According to Bell, the legislators will go through the governor’s focal points “with a fine tooth comb” to see if any of his priorities match up with theirs.
The governor spoke about several topics that caught Bell’s attention during his speech.
“First we are going to contribute an additional $117 million in teachers salaries,” said Bell. “That equals about a 4% increase in the state’s contribution.”
Lee also discussed a plan to raise starting pay for teachers from $36,000 to $40,000 over two years.
Another point of interest for Bell was the further reduction of a tax.
“Last year we eliminated the professional privilege tax on 15 professions,” said Bell. “There are 7 professions left that still pay it and, while the governor didn’t propose that we eliminate, he did propose that we reduce it by half.”
Providing funds to cities and counties was also in the governor’s list of priorities.
“Another thing that the governor outlined last night was returning $100 million to cities and counties,” said Bell. “As I understand it this is specifically for infrastructure needs in those cities and counties.”
Bell also stated the governor proposed putting in an additional $25 million in rural broadband grants.
Harsher penalties for theft of firearms was another topic that caught Bell’s attention.
“We have a big problem with people stealing firearms, especially from vehicles of all things,” said Bell.
The final priority listed by the governor that caught Bell’s attention was the pro-life legislation that will prohibit abortion where a fetal heartbeat has been detected.
Though Bell didn’t have any problems with any of the focal points presented by the governor during his speech, he is concerned about the amount of money that would be spent due to the proposals.
“Our state of government right now is flush with money,” said Bell. “Good times don’t last forever and recession comes and goes. I want to make sure that we do not over extend ourselves in a good time so that when a bad time does come we don’t have to make drastic cuts.”
Cochran also enjoyed the governor’s presentation last week.
“I thought it was well presented and definitely interesting to see a little more in depth what his priorities for the session are going to be,” said Cochran. “He spoke a lot about the increase in funding for education and I think that is a good thing.”
Cochran would like to see the education system be helped in other ways, as well.
“I believe that one of the challenges facing our education system is really just having more freedom for our local teachers and administrators,” said Cochran. “I want to make sure that we are also passing bills that are giving our locals more freedom to teach the way they know how to teach and that we are not just decreeing things from Nashville.”
Another point of interest for Cochran was Lee’s idea for criminal justice reform.

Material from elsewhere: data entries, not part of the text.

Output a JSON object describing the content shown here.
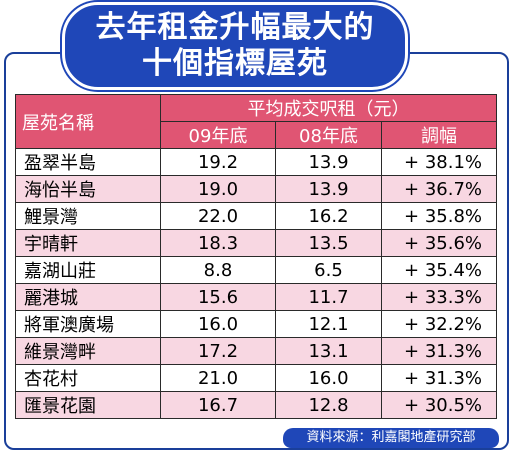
{
  "title_lines": [
    "去年租金升幅最大的",
    "十個指標屋苑"
  ],
  "colors": {
    "accent_blue": "#1f47b8",
    "header_pink": "#e05573",
    "row_shade": "#f8d7e2"
  },
  "table": {
    "col_name": "屋苑名稱",
    "col_group": "平均成交呎租（元）",
    "col_09": "09年底",
    "col_08": "08年底",
    "col_change": "調幅"
  },
  "source": "資料來源：利嘉閣地產研究部",
  "chart_data": {
    "type": "table",
    "title": "去年租金升幅最大的十個指標屋苑",
    "columns": [
      "屋苑名稱",
      "09年底",
      "08年底",
      "調幅"
    ],
    "rows": [
      {
        "name": "盈翠半島",
        "y09": "19.2",
        "y08": "13.9",
        "change": "+ 38.1%"
      },
      {
        "name": "海怡半島",
        "y09": "19.0",
        "y08": "13.9",
        "change": "+ 36.7%"
      },
      {
        "name": "鯉景灣",
        "y09": "22.0",
        "y08": "16.2",
        "change": "+ 35.8%"
      },
      {
        "name": "宇晴軒",
        "y09": "18.3",
        "y08": "13.5",
        "change": "+ 35.6%"
      },
      {
        "name": "嘉湖山莊",
        "y09": "8.8",
        "y08": "6.5",
        "change": "+ 35.4%"
      },
      {
        "name": "麗港城",
        "y09": "15.6",
        "y08": "11.7",
        "change": "+ 33.3%"
      },
      {
        "name": "將軍澳廣場",
        "y09": "16.0",
        "y08": "12.1",
        "change": "+ 32.2%"
      },
      {
        "name": "維景灣畔",
        "y09": "17.2",
        "y08": "13.1",
        "change": "+ 31.3%"
      },
      {
        "name": "杏花村",
        "y09": "21.0",
        "y08": "16.0",
        "change": "+ 31.3%"
      },
      {
        "name": "匯景花園",
        "y09": "16.7",
        "y08": "12.8",
        "change": "+ 30.5%"
      }
    ]
  }
}
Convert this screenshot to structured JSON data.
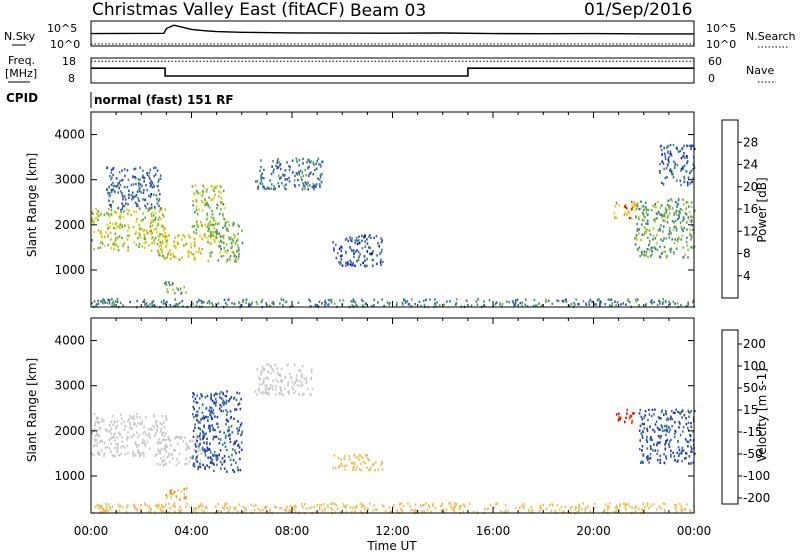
{
  "header": {
    "station": "Christmas Valley East (fitACF)",
    "beam": "Beam 03",
    "date": "01/Sep/2016"
  },
  "noise_panel": {
    "left_label": "N.Sky",
    "right_label": "N.Search",
    "left_ticks": [
      "10^5",
      "10^0"
    ],
    "right_ticks": [
      "10^5",
      "10^0"
    ]
  },
  "freq_panel": {
    "left_label_1": "Freq.",
    "left_label_2": "[MHz]",
    "right_label": "Nave",
    "left_ticks": [
      "18",
      "8"
    ],
    "right_ticks": [
      "60",
      "0"
    ]
  },
  "cpid": {
    "label": "CPID",
    "value": "normal (fast) 151 RF"
  },
  "colors": {
    "power": [
      "#0000e6",
      "#2f46c8",
      "#2f6fa0",
      "#3c8c6c",
      "#58b040",
      "#a8c820",
      "#f0d000",
      "#f4a000",
      "#f06000",
      "#e00000"
    ],
    "velocity": [
      "#e00000",
      "#f04000",
      "#f58c00",
      "#f5bc50",
      "#c8c8c8",
      "#c8c8c8",
      "#58c040",
      "#3c8c6c",
      "#2f6fa0",
      "#2030c0",
      "#0000e6"
    ]
  },
  "chart_data": [
    {
      "type": "line",
      "name": "noise",
      "series": [
        {
          "name": "N.Sky",
          "x": [
            0,
            2.9,
            3.0,
            3.3,
            3.6,
            4.0,
            4.5,
            5.0,
            6.0,
            8.0,
            10.0,
            12.0,
            14.0,
            16.0,
            18.0,
            20.0,
            22.0,
            24.0
          ],
          "values": [
            300,
            350,
            5000,
            30000,
            12000,
            3000,
            1500,
            900,
            600,
            450,
            400,
            380,
            420,
            300,
            280,
            300,
            260,
            250
          ]
        },
        {
          "name": "N.Search",
          "x": [
            0,
            4,
            8,
            12,
            16,
            20,
            24
          ],
          "values": [
            1,
            1,
            1,
            1,
            1,
            1,
            1
          ]
        }
      ],
      "ylim": [
        1,
        100000
      ]
    },
    {
      "type": "line",
      "name": "frequency",
      "series": [
        {
          "name": "Freq.",
          "x": [
            0,
            2.95,
            2.95,
            15.0,
            15.0,
            24
          ],
          "values": [
            14.0,
            14.0,
            10.6,
            10.6,
            14.0,
            14.0
          ]
        },
        {
          "name": "Nave",
          "x": [
            0,
            24
          ],
          "values": [
            17,
            17
          ]
        }
      ],
      "ylim": [
        8,
        18
      ]
    },
    {
      "type": "heatmap",
      "name": "power",
      "ylabel": "Slant Range [km]",
      "xlim": [
        0,
        24
      ],
      "ylim": [
        180,
        4500
      ],
      "yticks": [
        1000,
        2000,
        3000,
        4000
      ],
      "colorbar": {
        "label": "Power [dB]",
        "range": [
          0,
          32
        ],
        "ticks": [
          4,
          8,
          12,
          16,
          20,
          24,
          28
        ]
      },
      "echo_regions": [
        {
          "t": [
            0,
            3.0
          ],
          "r": [
            1450,
            2400
          ],
          "value": 18
        },
        {
          "t": [
            0.6,
            2.8
          ],
          "r": [
            2350,
            3300
          ],
          "value": 8
        },
        {
          "t": [
            2.6,
            4.4
          ],
          "r": [
            1250,
            1800
          ],
          "value": 20
        },
        {
          "t": [
            4.0,
            5.3
          ],
          "r": [
            1700,
            2900
          ],
          "value": 17
        },
        {
          "t": [
            4.6,
            6.0
          ],
          "r": [
            1200,
            2100
          ],
          "value": 15
        },
        {
          "t": [
            2.9,
            3.8
          ],
          "r": [
            500,
            750
          ],
          "value": 14
        },
        {
          "t": [
            6.5,
            9.2
          ],
          "r": [
            2800,
            3500
          ],
          "value": 9
        },
        {
          "t": [
            9.6,
            11.6
          ],
          "r": [
            1100,
            1800
          ],
          "value": 7
        },
        {
          "t": [
            20.8,
            21.7
          ],
          "r": [
            2150,
            2550
          ],
          "value": 25
        },
        {
          "t": [
            21.6,
            24
          ],
          "r": [
            1300,
            2600
          ],
          "value": 13
        },
        {
          "t": [
            22.6,
            24
          ],
          "r": [
            2900,
            3800
          ],
          "value": 7
        },
        {
          "t": [
            0,
            24
          ],
          "r": [
            200,
            380
          ],
          "value": 10
        }
      ]
    },
    {
      "type": "heatmap",
      "name": "velocity",
      "ylabel": "Slant Range [km]",
      "xlabel": "Time UT",
      "xlim": [
        0,
        24
      ],
      "ylim": [
        180,
        4500
      ],
      "yticks": [
        1000,
        2000,
        3000,
        4000
      ],
      "xticks": [
        "00:00",
        "04:00",
        "08:00",
        "12:00",
        "16:00",
        "20:00",
        "00:00"
      ],
      "colorbar": {
        "label": "Velocity [m s-1]",
        "ticks": [
          "200",
          "100",
          "50",
          "15",
          "-15",
          "-50",
          "-100",
          "-200"
        ]
      },
      "echo_regions": [
        {
          "t": [
            0,
            3.0
          ],
          "r": [
            1450,
            2400
          ],
          "value": 0
        },
        {
          "t": [
            2.6,
            4.4
          ],
          "r": [
            1250,
            1900
          ],
          "value": 0
        },
        {
          "t": [
            4.0,
            6.0
          ],
          "r": [
            1100,
            2900
          ],
          "value": 200
        },
        {
          "t": [
            6.5,
            8.8
          ],
          "r": [
            2800,
            3500
          ],
          "value": 10
        },
        {
          "t": [
            9.6,
            11.6
          ],
          "r": [
            1150,
            1500
          ],
          "value": -30
        },
        {
          "t": [
            2.9,
            3.8
          ],
          "r": [
            500,
            750
          ],
          "value": -50
        },
        {
          "t": [
            20.8,
            21.6
          ],
          "r": [
            2200,
            2500
          ],
          "value": -200
        },
        {
          "t": [
            21.8,
            24
          ],
          "r": [
            1300,
            2500
          ],
          "value": 200
        },
        {
          "t": [
            0,
            24
          ],
          "r": [
            200,
            420
          ],
          "value": -40
        }
      ]
    }
  ]
}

“That has been his big push, trying to get criminals back into society,” said Cochran. “I thought it was important that he mentioned if someone commits a crime they should pay their time and pay their debt to society, but we have to make sure that we reintroduce an effective citizen back into society.”
Cochran also had some concerns that came from the governor’s proposals.
“One thing that I do have concerns about is the 12 weeks of paid family leave for state employees,” said Cochran. “It’s not that it’s a bad thing, but what I have concerns about is most Tennesseans don’t have that right so I kind of have an issue asking them to pay for state employees … I feel that we are asking taxpayers to pay for something that they don’t get themselves.”
He stated that the legislators would have to be attentive with their work on the priorities to create bills that would not create accidental results.
“I think he covered some great concepts so now we just have to make sure that when the legislation is actually drafted and goes to committee that it is written effectively and that it helps people with no unintended consequences,” said Cochran. “I think we just have to be very thoughtful and very careful to make sure that we accomplish these priorities in a responsible manner.”